Aussie Brokers antworten auf den CFD COVID-19-Bericht von ASICs Retail

Es gibt viele australische Makler, die jetzt auf den CFD COVID-19-Bericht der Wettbewerbs- und Verbraucherkommission (CCC) für den Einzelhandel reagieren. Dieser Bericht hat viele negative Aspekte für die australische CFD-Branche und viele australische Broker versuchen nun, Maßnahmen gegen den CCC und den CFD-Broker zu ergreifen, bei denen festgestellt wurde, dass sie an der Verletzung einiger Regeln in diesem Bericht beteiligt waren.

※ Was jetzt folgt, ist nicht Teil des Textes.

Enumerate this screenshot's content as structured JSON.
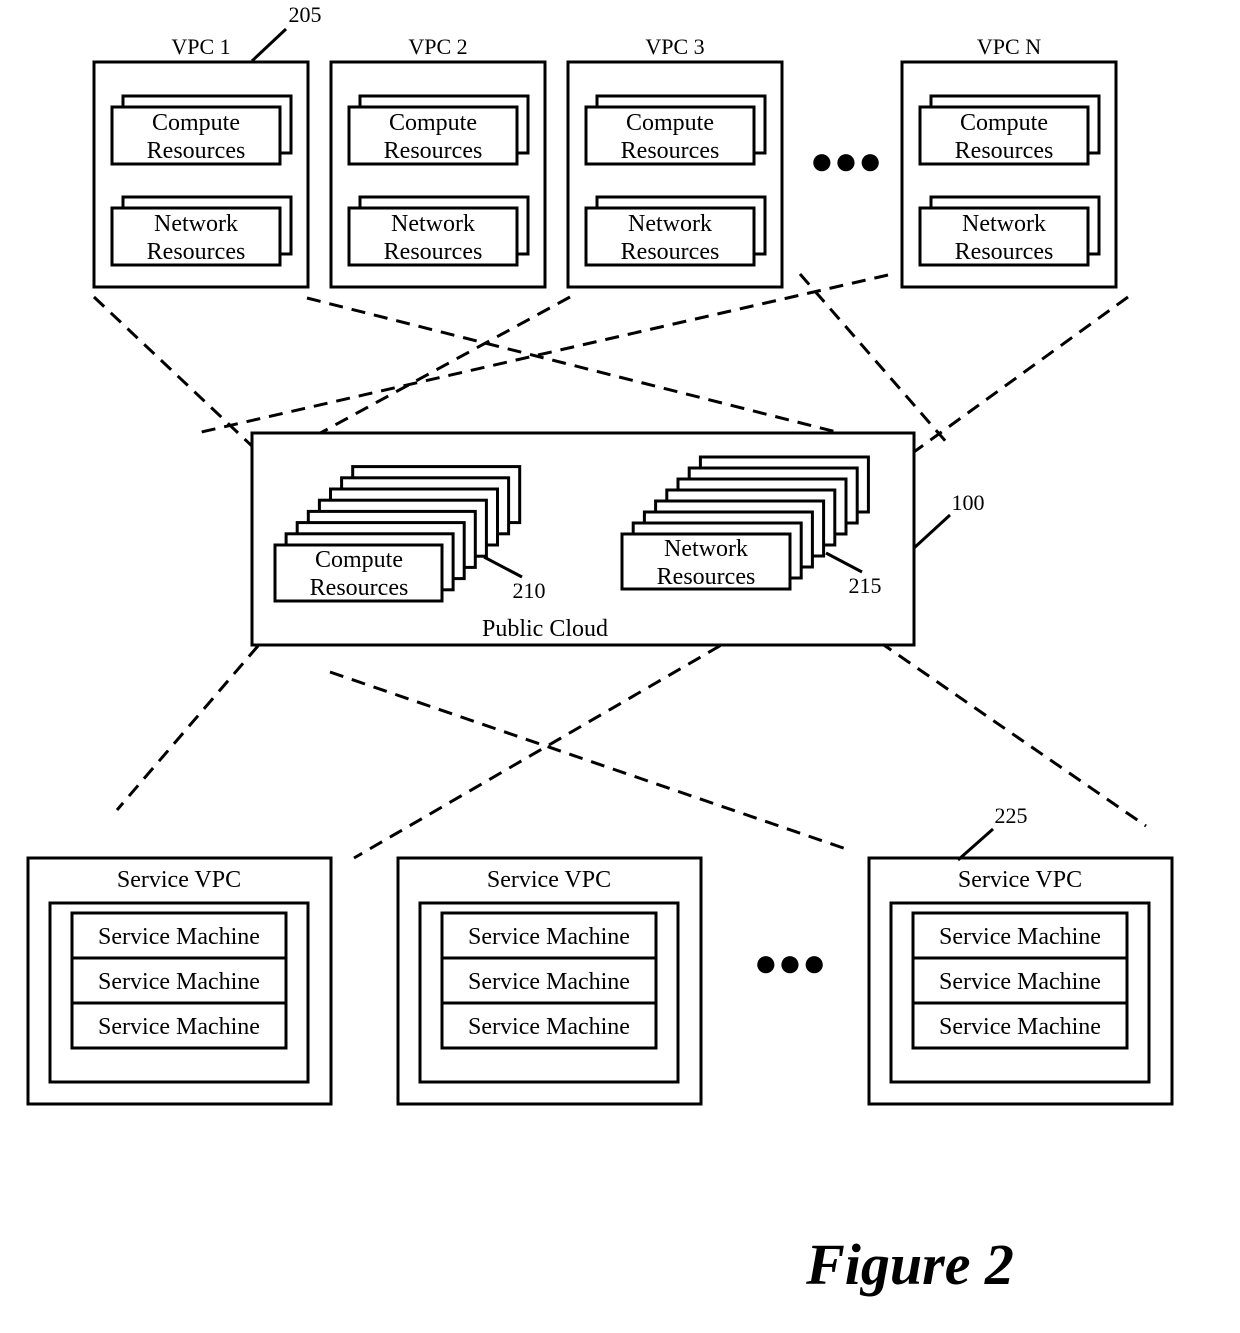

Das Problem hierbei ist, dass eine der größten Kritikpunkte an der Retail Futures-Handelsbranche darin besteht, dass sie von den großen Unternehmen dominiert wird. Sie dominieren den Markt und gründen häufig ihre eigenen CFDs und schließen kleinere Unternehmen aus, die sich die teuren Margen nicht leisten können. Als Reaktion auf diesen Bericht haben mehrere australische Broker, die mit großen, etablierten Unternehmen verwandt sind, begonnen, ihre CFDs für große institutionelle Käufer zu schließen.

Das Problem dabei ist, dass australische Broker und Kleinanleger möglicherweise nicht mehr auf diese großen CFDs zugreifen können. Der Schwerpunkt des CCC und vieler anderer Berichte, die in den letzten Monaten veröffentlicht wurden, liegt auf der CFD-Maklerbranche und den Einzelhandelsmaklern.

Es scheint, als ob die Hauptakteure der Branche versuchen, diese Art von ernsthaften regulatorischen Eingriffen zu nutzen, um die kleineren Akteure aufzubrechen und die Spitzenpositionen auf dem Markt einzunehmen. Aussie Brokers hat darauf reagiert und seine Kunden darüber informiert, dass ihre kleineren Wettbewerber gerade aus dem CFD-Geschäft ausgestiegen sind, was nach Ansicht der kleineren Broker irreführend ist.

Ein weiteres Problem, mit dem sich Aussie Brokers auseinandersetzt, ist die Möglichkeit, dass die einzelnen CFD-Einzelhandelskunden, die ihre Beschwerden gegen ihre Unternehmen eingereicht haben, weniger Geld erhalten, als wenn sie lediglich versucht hätten, ihre eigenen Transaktionen zu vermitteln. Dies kann bedeuten, dass die CFD-Broker ein anderes Spiel als der Rest des Marktes spielen und die Aussie-Broker einen verlorenen Kampf führen.

Aussie Brokers ist auch besorgt über die Auswirkungen dieses Berichts auf größere institutionelle Käufer wie Banken und Makler. Wenn der Bericht von der Regierung umgesetzt wird und diese großen Akteure keinen Einzelhandels-CFD eröffnen können, können viele der kleineren Akteure, die nicht über diese Art von Kapital verfügen, möglicherweise nicht mit den großen Jungen konkurrieren.

Zusammenfassend hat Aussie Brokers stark auf diesen Bericht reagiert und verfolgt nun die wichtigsten Akteure der Branche. Dies könnte das Ende eines kleinen Spielers und den Aufstieg der größeren Spieler bedeuten, was weniger Kleinanleger und möglicherweise höhere Preise für ihre CFDs bedeuten würde.

Wenn Sie ein Investor oder ein kleiner Händler sind, sollten Sie heute mit Ihren Aussie Brokers sprechen und herausfinden, was die Zukunft für sie bereithält. Es kann eine günstige Zeit sein, sich zu entscheiden, Ihre CFD-Positionen zu verkaufen und Ihr Geld für einige gute Investitionen an einen anderen Ort zu bringen.